As at the date of this joint announcement, the executive Director is Mr. William WADE. The non-executive Directors are Mr. Gregory Michael ZELUCK (Chairman), Mr. JU Wei Min (Deputy Chairman), Mr. LUO Ning, Mr. Peter JACKSON, Mr. Julius GENACHOWSKI, and Mr. Alex S. YING. The independent non-executive Directors are Mr. James WATKINS, Mr. Stephen LEE Hoi Yin, Mr. Kenneth McKELVIE and Ms. Maura WONG Hung Hung. The alternate Director is Mr. CHONG Chi Yeung (alternate to Mr.
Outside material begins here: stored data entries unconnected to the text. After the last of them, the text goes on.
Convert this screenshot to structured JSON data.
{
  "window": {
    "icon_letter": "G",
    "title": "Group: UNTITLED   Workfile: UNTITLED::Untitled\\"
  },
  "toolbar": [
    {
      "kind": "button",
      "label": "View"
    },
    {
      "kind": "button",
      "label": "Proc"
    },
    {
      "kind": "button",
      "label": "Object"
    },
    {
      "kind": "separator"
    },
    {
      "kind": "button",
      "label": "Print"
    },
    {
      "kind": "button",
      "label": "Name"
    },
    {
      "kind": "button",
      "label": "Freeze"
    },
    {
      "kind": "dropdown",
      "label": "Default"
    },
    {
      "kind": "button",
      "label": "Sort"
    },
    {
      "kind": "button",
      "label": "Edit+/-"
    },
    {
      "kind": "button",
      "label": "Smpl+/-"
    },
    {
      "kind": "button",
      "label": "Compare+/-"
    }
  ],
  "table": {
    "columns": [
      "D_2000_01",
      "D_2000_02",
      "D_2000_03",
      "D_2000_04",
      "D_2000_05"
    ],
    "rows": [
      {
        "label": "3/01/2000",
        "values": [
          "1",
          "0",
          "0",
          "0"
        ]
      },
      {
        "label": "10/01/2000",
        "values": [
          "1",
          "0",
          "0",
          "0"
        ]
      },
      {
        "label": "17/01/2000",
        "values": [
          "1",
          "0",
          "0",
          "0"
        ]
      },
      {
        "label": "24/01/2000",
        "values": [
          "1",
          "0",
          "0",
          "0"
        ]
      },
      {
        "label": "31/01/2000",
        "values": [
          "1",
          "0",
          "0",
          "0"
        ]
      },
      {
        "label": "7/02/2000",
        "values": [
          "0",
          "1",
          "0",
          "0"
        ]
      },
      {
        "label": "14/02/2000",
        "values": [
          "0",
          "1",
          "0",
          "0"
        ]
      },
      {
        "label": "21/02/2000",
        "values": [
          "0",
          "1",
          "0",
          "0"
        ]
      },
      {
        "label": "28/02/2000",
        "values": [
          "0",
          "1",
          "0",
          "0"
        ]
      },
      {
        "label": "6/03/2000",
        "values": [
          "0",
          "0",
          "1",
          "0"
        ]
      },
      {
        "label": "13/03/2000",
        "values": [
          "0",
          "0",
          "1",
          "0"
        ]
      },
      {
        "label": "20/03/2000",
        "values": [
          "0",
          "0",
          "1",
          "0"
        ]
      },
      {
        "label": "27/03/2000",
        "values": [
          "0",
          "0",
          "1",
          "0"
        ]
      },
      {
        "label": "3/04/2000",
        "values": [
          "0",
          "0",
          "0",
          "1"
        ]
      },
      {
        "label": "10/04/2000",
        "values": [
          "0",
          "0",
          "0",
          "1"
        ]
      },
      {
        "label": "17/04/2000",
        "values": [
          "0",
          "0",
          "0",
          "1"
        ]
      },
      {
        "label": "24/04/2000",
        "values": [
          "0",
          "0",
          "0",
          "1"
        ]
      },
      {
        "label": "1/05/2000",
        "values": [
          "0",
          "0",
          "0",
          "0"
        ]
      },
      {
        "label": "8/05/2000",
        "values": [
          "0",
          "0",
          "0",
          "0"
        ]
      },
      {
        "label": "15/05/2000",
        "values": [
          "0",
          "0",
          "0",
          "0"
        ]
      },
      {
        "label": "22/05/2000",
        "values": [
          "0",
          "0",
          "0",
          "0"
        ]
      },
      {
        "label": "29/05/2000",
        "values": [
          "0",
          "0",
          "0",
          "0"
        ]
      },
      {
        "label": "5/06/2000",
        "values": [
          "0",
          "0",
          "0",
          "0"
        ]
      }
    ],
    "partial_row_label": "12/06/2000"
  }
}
LUO Ning).

The directors of the Offeror jointly and severally accept full responsibility for the accuracy of the information (other than that relating to the Group) contained in this joint announcement and confirm, having made all reasonable inquiries, that to the best of their knowledge, opinions (other than those expressed by the Directors) expressed in this joint announcement have been arrived at after due and careful consideration and there are no other facts not contained in this joint announcement, the omission of which would make any statements in this joint announcement misleading.

The Directors jointly and severally accept full responsibility for the accuracy of the information contained in this joint announcement (in relation to the information relating to the Group only) and confirm, having made all reasonable inquiries, that to the best of their knowledge, opinions expressed in this joint announcement (in relation to opinions expressed by the Directors only) have been arrived at after due and careful consideration and there are no other facts (in relation to the information relating to the Group and the Directors only) not contained in this joint announcement, the omission of which would make any statements in this joint announcement misleading.